News Release

Kids who feel their parents are less reliable take fewer risks vital to learning and growth

Peer-Reviewed Publication

University of Wisconsin-Madison

MADISON — Trying something new is a risk every child undertakes as they explore and learn about the world. While risk can be costly, it can also pay off in rewards or knowledge. But new research suggests children without predictable support from the adults in their lives are less willing to take those risks — and reap those rewards.

“If you're in a resource-rich environment — meaning for a child that you're safe, your meals are coming, someone is at home for you, you're surrounded by adults that are protecting you — you'll try new things,” says Seth Pollak, a University of Wisconsin–Madison professor of psychology who studies childhood adversity. “And that’s how you discover and learn about the world.”

But not every exploration will be rewarding and, according to a new study of childhood exploration and parental predictability that Pollak and collaborators today published in the Proceedings of the National Academy of Sciences, kids who don’t believe they have the support of reliable parents are less willing to risk the unknown.

“What’s unseen around that corner could be golden, but you could also end up in some bad situations,” Pollak says. “You could end up ordering a bad meal or touching something that hurts you. You could end up in a bad relationship or with an empty wallet. And so, we thought, in order to have the confidence to try something new, you have to feel like you're supported and relatively safe — like you can afford to make a bad call.”

The researchers studied decisions that more than 150 children ages 10 to 13 made while playing games designed by C. Shawn Green, a UW–Madison psychology professor. The games offered the children opportunities to risk a little and explore for potential gains.

One game, fashioned after a pair of casino slot machines, gave players a history of payouts on just one of the machines — information that helped them understand their expected winnings if they kept pulling that machine’s handle. The other machine’s history was a mystery, and investing a pull there was more of a risk, but also potentially a bigger return.

The other game, in which the kids collected apples in virtual orchards, featured diminishing returns as players continued to pick from an individual tree. With limited time, would the players move to new trees, with unknown bounties? Or would they plug away at the tree they knew best?

The kids and their parents also participated in a battery of surveys and assessments. The researchers gauged the stress the children experience and the predictability of their lives — based on factors like parental job loss, divorce, death or illness in the family, and changing schools and homes — as well as children’s own views about whether or not their parents were reliable and predictable.

Yuyan Xu, a UW–Madison graduate student and first author of the study, asked children to respond to questions about how they’ve experienced their relationships, such as: When my parents say they're going to pick me up, can I count on them to be there? When my parent makes a promise, do they follow through on it? Do I typically know how my parents are going to react to different kinds of situations?

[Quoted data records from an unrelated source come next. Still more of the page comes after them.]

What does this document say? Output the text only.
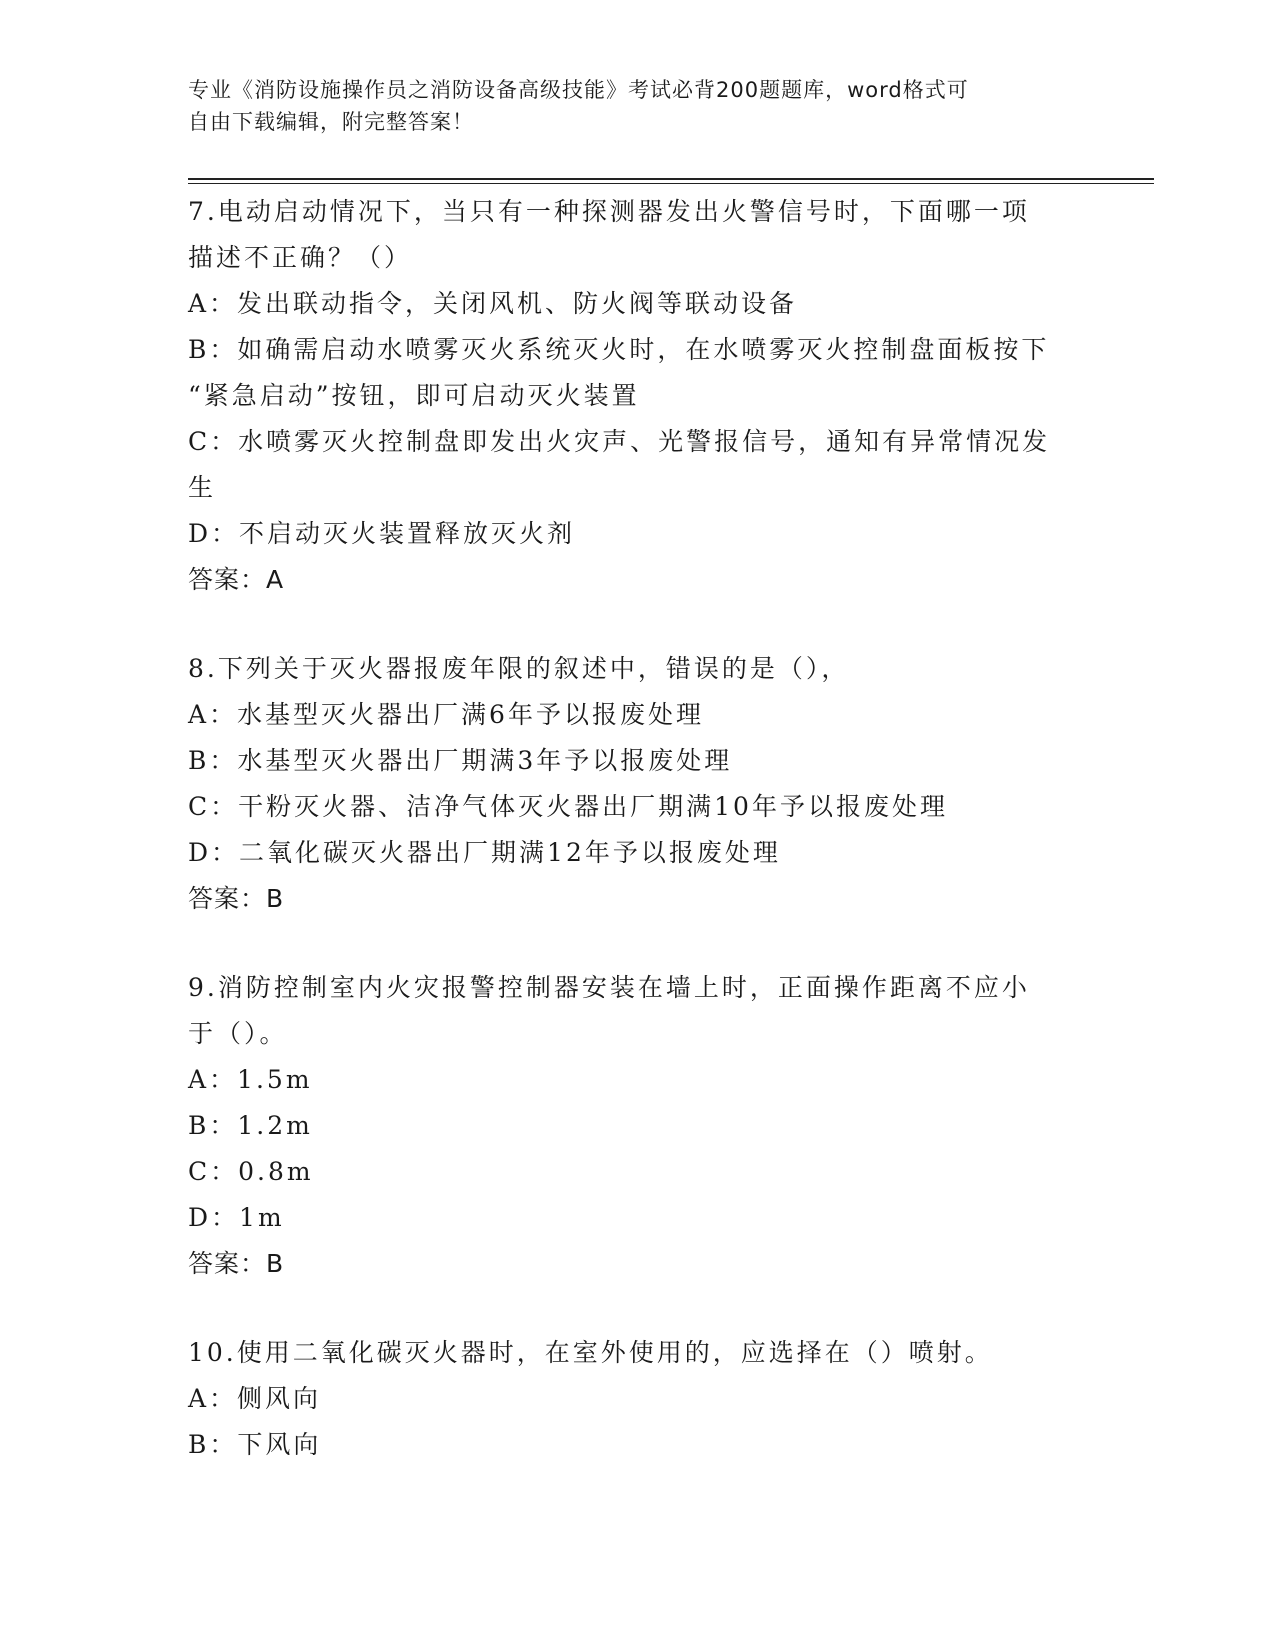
专业《消防设施操作员之消防设备高级技能》考试必背200题题库，word格式可
自由下载编辑，附完整答案！
7.电动启动情况下，当只有一种探测器发出火警信号时，下面哪一项
描述不正确？（）
A：发出联动指令，关闭风机、防火阀等联动设备
B：如确需启动水喷雾灭火系统灭火时，在水喷雾灭火控制盘面板按下
“紧急启动”按钮，即可启动灭火装置
C：水喷雾灭火控制盘即发出火灾声、光警报信号，通知有异常情况发
生
D：不启动灭火装置释放灭火剂
答案：A
8.下列关于灭火器报废年限的叙述中，错误的是（），
A：水基型灭火器出厂满6年予以报废处理
B：水基型灭火器出厂期满3年予以报废处理
C：干粉灭火器、洁净气体灭火器出厂期满10年予以报废处理
D：二氧化碳灭火器出厂期满12年予以报废处理
答案：B
9.消防控制室内火灾报警控制器安装在墙上时，正面操作距离不应小
于（）。
A：1.5m
B：1.2m
C：0.8m
D：1m
答案：B
10.使用二氧化碳灭火器时，在室外使用的，应选择在（）喷射。
A：侧风向
B：下风向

The less reliable and predictable the kids felt their parents were, the less likely they were to take exploratory risks in the games they played. They were less likely to give the mysterious slot machine a chance or choose to move to a different apple tree.

“The children from more stable backgrounds, they play around and experiment in our games. They use that to get a sense of how things work, maybe earning them more money or more points,” Pollak says. “Kids from unstable backgrounds just don't play that way. They stay within a narrower range of possibilities. They prefer to stick with what they already know, even if it’s limited, rather than taking a chance at a higher possible reward.”

The researchers found those self-imposed limits on risk were not related to the more objective measures of stress and unpredictability on the kids’ lives or even on parental reports that didn’t necessarily agree with their child’s perceptions of their relationships. There wasn’t a correlation between lack of risk-taking and levels of anxiety or neuroses, or of the kids’ feelings about the rest of the world outside their family. If they felt their parents were unreliable and unpredictable, they were less willing to explore.

“I think it makes sense,” Pollak says. “Their brains are doing exactly what we want our brains to do, right? If you really feel things are not predictable and you don't know how things are going to land, you’d stick to what works and what's familiar. You wouldn’t waste your resources on something that could all fall apart.”

The researchers ran their experiments first with a group of nearly 80 kids, then repeated it with a second group of just over 80 more to confirm their results.

“The interesting thing here is that there seems to be a way in which our early childhood experiences are calibrating how we decide to make these decisions years and years down the line and in these really different kinds of situations,” says Xu.

Openness to exploration wouldn’t be the only important aspect of childhood enhanced by stability. Language development, sleep quality, stress regulation and other subjects of childhood development research have been tied to predictability in children’s lives. Pollak plans to delve further into the relationship between predictability and exploration to see how rifts might be healed.

“What can we do for kids who view their history of interpersonal relationships as unstable?” he says. “We might not be able to change the relationships by the time we understand them to be unpredictable. But could we change the way kids think about them, how they act on them? If that is flexible, maybe we can tune those kids into the benefits and rewards of exploration to help foster kids’ learning.”

This research was supported by grants from the National Institutes of Health (R01MH61285 and P50HD105353).